I'd like to touch on just a couple of the religious parallels in the story. Eiri and Lain can easily be cast as Internet-age representations of Christian symbols. Eiri, the False God, is a sort of Antichrist--trying to gain control of humanity, thinking of himself as a God when he is not. More easily, he can be interpreted as Satan, pretending to have true power and tempting Lain. Lain, in turn, is an obvious Christ figure: She is the God of the Wired (and perhaps even connected to the "true" God, as is at least obliquely implied by the story), but is also made flesh and experiences the world as a human. At some point, she becomes aware of her true nature, and must eventually sacrifice her Earthly form so that the world might return to a peaceful state--a forgiveness of sins, if you will. And she continues to subtly watch over this world and its inhabitants, all-knowing, not unlike Christians believe Christ does. If you want to take it a step further you can even parallel some of her trouble coming to grips with simultaneously being everywhere and knowing everything--being many Lains to many people--while still being the one Lain as an interpretation of the mystery of the Trinity (one God manifested in three persons). Alternately it could be an interpretation of the myriad of religions, each with their different deities, but perhaps all really acknowledging the same force.
Lain can, alternately, be interpreted as a representation of Zen Buddhist concepts; Lain has physical form but for her to transcend reality she must delete herself from the Real--attain a state of nothingness, so to speak. Only through completely discarding her connection to the physical world can she attain peace.
And that is enough peripheral comments for any series.
US DVD Review
The DVDs are very nice. They include some sharp looking menus that match the visual style of the show, Japanese and English stereo soundtracks with an English subtitle track. The menus provide access to a well organized, thumbnailed chapter index, with several chapter stops in each episode, a bunch of production sketches, and a couple of very short promo videos, creditless opening and endings (on later discs) as well as the standard Pioneer catalog section. The next-episode previews are also included (after the credits of the final episode on each disc, or accessible through the menu), which are short, weird live action clips of various "devices"--parts of the human body. The audio transfer is pristine, and the video transfer is similar to Pioneer's other DVDs; very crisp, but with some slight mottling visible in large, nearly black areas (and there are a lot of those in this one).
Pioneer appropriately rates the series 16-up. Though there is little explicit sexuality or violence, the general themes and imagery are adult and at times disturbing.

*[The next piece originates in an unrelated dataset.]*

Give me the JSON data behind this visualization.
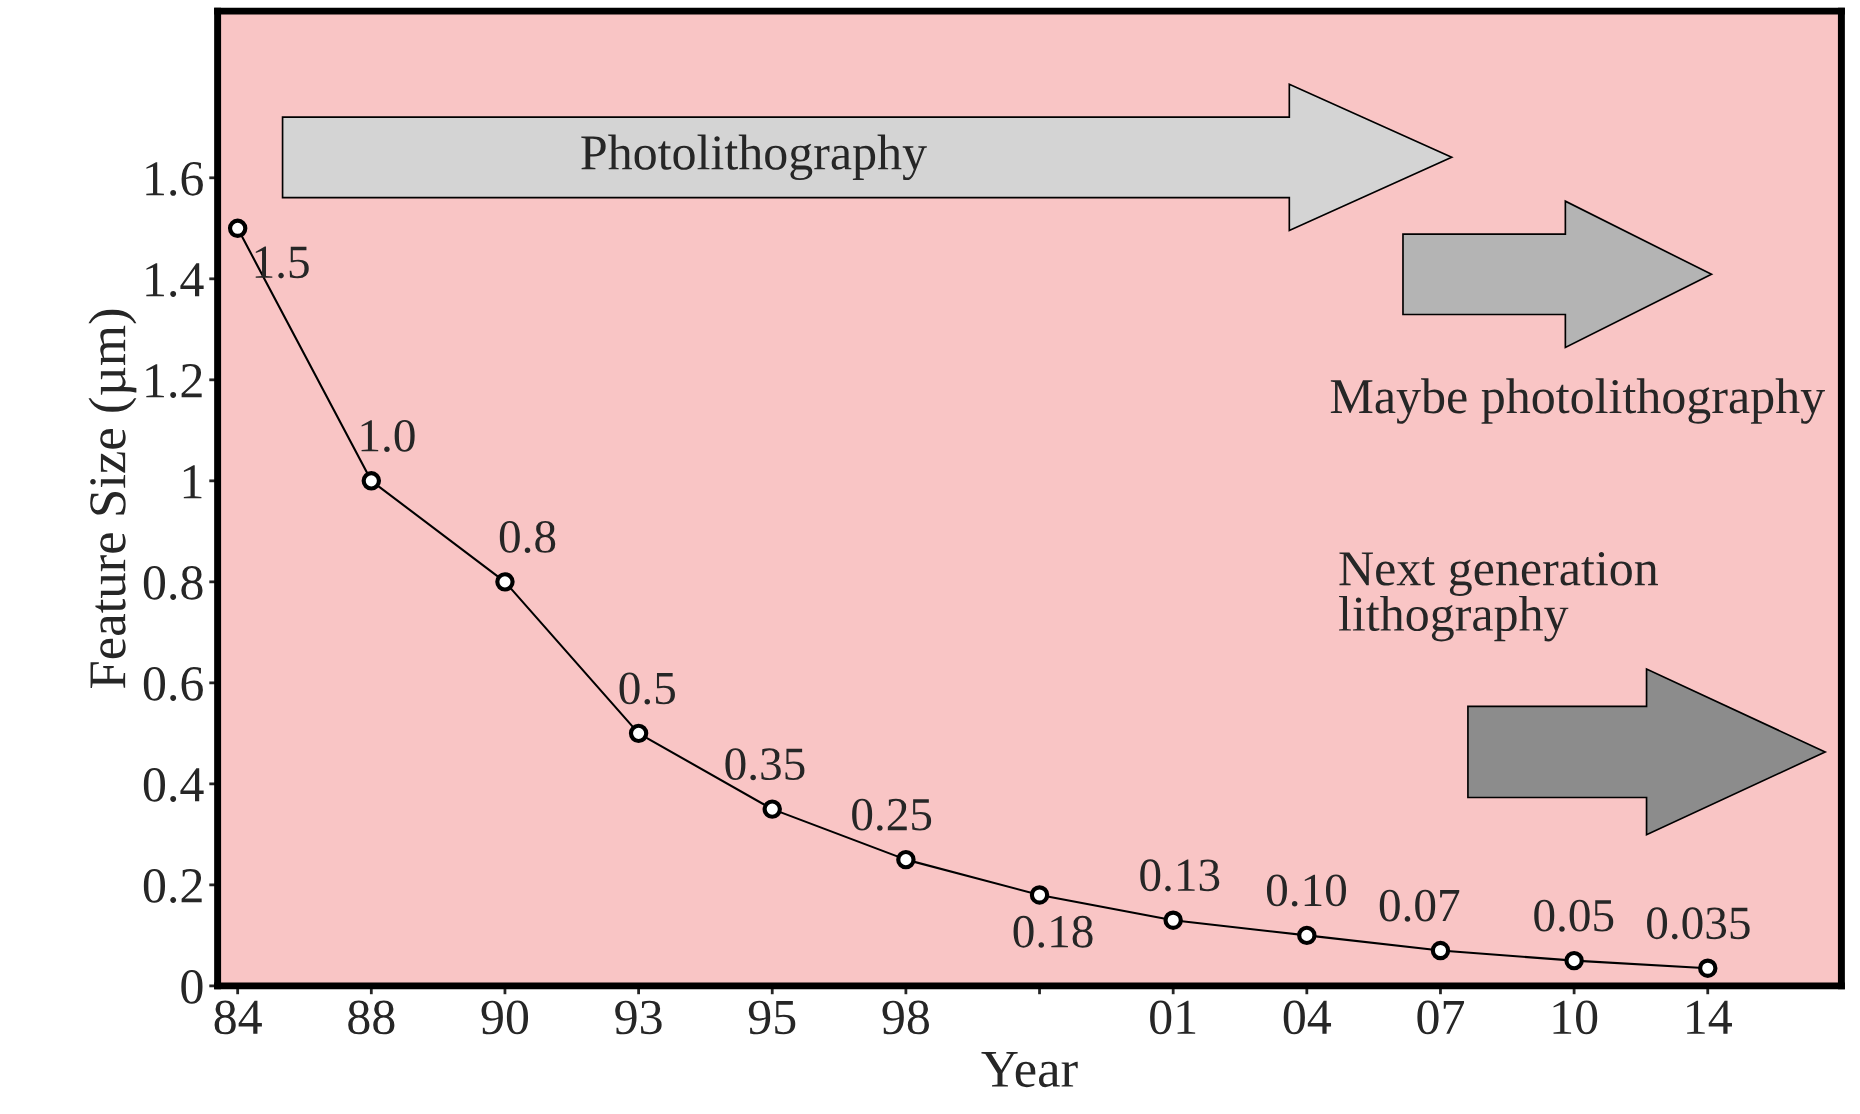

Violence: 3 - Several scenes of not overly graphic but realistic violence.
Nudity: 2 - Not much nudity per se, but there is a tasteful pan during the closing credits.
Sex/Mature Themes: 3 - Several short bits of making out and other generally mature themes, drug use among them.
Language: 3 - Not extreme, but significant profanity in a few scenes.
Available in North America from Geneon (formerly Pioneer) on four hybrid Signature Series DVDs, which are re-packaged versions of the original four-disc release. The four volumes are also available in a box set. It was originally also available on four subtitled or dubbed VHS volumes, now out of print.